Background: Patients with type 2 diabetes mellitus are at high risk of cardiovascular disease. Carotid intima-media thickness (IMT) is a strong predictor of myocardial infarction and stroke.
Methods and results: We compared the effects of pioglitazone-based therapy (45 mg/d) and glimepiride-based treatment (2.7+/-1.6 mg/d) for 12 and 24 weeks on metabolic control (HbA1c), insulin resistance (homeostasis model assessment), and carotid IMT (B-mode ultrasonography) in a randomized controlled study in 173 orally treated patients with type 2 diabetes (66 women, 107 men; mean+/-SD age, 62.6+/-7.9 years; body mass index, 31.8+/-4.6 kg/m2; HbA1c, 7.5+/-0.9%). Treatment was generally well tolerated in both groups.

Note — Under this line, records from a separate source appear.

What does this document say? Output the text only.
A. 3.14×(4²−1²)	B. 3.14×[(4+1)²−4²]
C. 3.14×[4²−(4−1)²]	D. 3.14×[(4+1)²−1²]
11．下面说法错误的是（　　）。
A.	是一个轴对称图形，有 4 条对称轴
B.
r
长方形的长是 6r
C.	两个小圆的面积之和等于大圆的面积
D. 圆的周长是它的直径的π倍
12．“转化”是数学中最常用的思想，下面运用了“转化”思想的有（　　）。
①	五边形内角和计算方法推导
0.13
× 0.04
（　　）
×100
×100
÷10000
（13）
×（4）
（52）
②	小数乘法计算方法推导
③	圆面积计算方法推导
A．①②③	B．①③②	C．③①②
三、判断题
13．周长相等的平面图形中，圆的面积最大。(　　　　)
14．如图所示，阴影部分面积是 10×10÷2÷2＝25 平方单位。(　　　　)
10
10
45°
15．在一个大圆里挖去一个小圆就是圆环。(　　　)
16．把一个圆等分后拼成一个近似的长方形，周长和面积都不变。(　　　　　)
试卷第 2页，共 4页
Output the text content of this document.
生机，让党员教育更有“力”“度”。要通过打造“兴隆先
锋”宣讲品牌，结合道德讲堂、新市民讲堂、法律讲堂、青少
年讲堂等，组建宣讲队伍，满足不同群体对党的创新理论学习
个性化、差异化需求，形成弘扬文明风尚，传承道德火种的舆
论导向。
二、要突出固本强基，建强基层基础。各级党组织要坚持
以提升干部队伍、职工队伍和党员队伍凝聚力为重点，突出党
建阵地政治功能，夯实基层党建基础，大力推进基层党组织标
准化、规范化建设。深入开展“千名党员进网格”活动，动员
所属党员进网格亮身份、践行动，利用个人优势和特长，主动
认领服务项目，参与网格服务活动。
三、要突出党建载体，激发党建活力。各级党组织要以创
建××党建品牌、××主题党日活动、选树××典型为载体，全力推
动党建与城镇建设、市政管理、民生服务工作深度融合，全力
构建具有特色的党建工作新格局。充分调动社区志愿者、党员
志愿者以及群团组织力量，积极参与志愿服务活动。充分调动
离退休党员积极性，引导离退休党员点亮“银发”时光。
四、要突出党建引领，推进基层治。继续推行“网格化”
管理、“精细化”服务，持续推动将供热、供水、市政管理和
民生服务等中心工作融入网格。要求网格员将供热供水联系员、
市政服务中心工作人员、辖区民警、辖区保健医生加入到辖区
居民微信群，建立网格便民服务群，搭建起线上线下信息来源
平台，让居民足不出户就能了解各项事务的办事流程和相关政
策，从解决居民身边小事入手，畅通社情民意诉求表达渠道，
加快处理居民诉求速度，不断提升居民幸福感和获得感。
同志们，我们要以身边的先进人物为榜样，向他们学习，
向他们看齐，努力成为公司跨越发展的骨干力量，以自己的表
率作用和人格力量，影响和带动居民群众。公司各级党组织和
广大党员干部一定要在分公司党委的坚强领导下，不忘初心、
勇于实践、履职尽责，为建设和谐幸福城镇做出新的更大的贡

Despite similar improvements in metabolic control (HbA1c) after 24 weeks (-0.8+/-0.9% [pioglitazone] versus -0.6+/-0.8% [glimepiride]; P=NS), carotid IMT was reduced only in the pioglitazone group after 12 weeks (-0.033+/-0.052 versus -0.002+/-0.047 mm [glimepiride]; P<0.01 between groups) and 24 weeks (-0.054+/-0.059 versus -0.011+/-0.058 mm [glimepiride]; P<0.005 between groups). Insulin resistance was also improved only in the pioglitazone group (homeostasis model assessment, -2.2+/-3.4 versus -0.3+/-3.3; P<0.0001 between groups). Reduction of IMT correlated with improvement in insulin resistance (r=0.29, P<0.0005) and was independent of improvement in glycemic control (r=0.03, P=0.68).
Conclusions: We found a substantial regression of carotid IMT, independent of improved glycemic control, after 12 and 24 weeks of pioglitazone treatment. This finding may have important prognostic implications for patients with type 2 diabetes mellitus.